Свидетельница рассказала, что еще до убийства Ющинского она приходила к Вере Чеберяк, в доме которой заставала Латышева, Рудзинского, Сингаевского, Мандзелевского и других. Они представлялись студентами, врачами, фельдшерами или чиновниками разных ведомств.
Бумажка пошла по рукам и вернулась обратно к приставу, тот осторожно положил ее среди других немых свидетелей в углу сундука. Затем пристав достал из сундука пару мальчиковых ботинок и показал свидетельнице.
Екатерина Дьяконова рассказала, что когда-то видела эти ботинки на Андрее Ющинском, а после убийства — на ногах девочки Веры Чеберяк. Когда свидетельница Дьяконова как-то при встрече с Верой Чеберяк спросила, не Андрюшины ли это ботинки, Чеберяк побелела как мел и дрожащими губами пролепетала: «Ты с ума спятила, хочешь потопить меня и себя?»
На тут же проведенной очной ставке Чеберяк всячески отнекивалась, говорила, что ботинки принадлежали ее сыну Жене.
Председатель спросил у свидетельницы:
— Откуда вам известно, что ботинки эти Андрюши Ющинского, а не Жени Чеберяка?
— У Жени ботинки были на пуговицах, а у Андрюши — не резинке.
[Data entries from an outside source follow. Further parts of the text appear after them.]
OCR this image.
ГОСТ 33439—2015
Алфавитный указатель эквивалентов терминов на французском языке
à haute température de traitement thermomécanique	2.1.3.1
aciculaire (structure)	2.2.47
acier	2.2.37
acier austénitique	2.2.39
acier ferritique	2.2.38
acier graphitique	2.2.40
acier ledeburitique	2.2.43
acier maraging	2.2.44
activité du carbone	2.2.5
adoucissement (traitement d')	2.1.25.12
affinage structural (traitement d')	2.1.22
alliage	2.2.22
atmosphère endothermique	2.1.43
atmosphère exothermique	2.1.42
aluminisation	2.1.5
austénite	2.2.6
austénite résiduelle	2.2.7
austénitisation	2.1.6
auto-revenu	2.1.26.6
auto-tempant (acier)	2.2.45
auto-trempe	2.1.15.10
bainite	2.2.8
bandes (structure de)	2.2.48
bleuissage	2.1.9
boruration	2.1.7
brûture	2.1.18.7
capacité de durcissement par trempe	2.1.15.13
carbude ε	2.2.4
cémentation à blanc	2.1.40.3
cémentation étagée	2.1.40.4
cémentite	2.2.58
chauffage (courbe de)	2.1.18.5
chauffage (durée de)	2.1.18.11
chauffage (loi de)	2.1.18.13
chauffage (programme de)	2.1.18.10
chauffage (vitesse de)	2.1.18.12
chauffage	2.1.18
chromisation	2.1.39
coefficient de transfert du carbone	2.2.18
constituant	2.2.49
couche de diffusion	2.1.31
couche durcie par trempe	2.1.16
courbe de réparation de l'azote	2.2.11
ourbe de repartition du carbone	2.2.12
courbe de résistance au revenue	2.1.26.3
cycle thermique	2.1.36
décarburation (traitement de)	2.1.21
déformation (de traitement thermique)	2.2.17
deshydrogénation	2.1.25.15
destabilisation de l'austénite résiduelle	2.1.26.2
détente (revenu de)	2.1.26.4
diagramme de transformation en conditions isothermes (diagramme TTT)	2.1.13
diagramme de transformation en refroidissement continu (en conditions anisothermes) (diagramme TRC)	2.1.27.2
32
— Откуда вам известно, что у Жени были только одни ботинки?
— Вся улица знала, что у Жени были только одни ботинки.
Все увидели, как вскипела Вера Чеберяк. Ее глаза зло блеснули, на нижней губе показалась капля крови, которую она быстро вытерла платком.
Со скамьи, где сидели присяжные заседатели, поднялся старшина — человек плотный, с мясистым лицом и остроконечной бородкой. Обращаясь к председателю, он попросил вызвать из комнаты для свидетелей мать Ющинского и показать ей эти ботинки. Она точно скажет, говорит ли свидетельница правду.
Тут же Замысловский задал свидетельнице какой-то несуразный вопрос, и все поняли, что он это сделал нарочно, чтобы отвлечь ее внимание от ботинок.
— Каналья! — вырвалось у Тимки.
Настя Шишова услышала возглас Вайса. Она стала оглядываться по сторонам, строго посмотрела на Тимку, как бы говоря: «Тише, ты в своем ли уме, Тимка?»
Костенко незаметно потянул Тимку за рукав: если он будет так горячиться, оба они вынуждены будут уйти. Тимка кивнул: он возьмет себя в руки.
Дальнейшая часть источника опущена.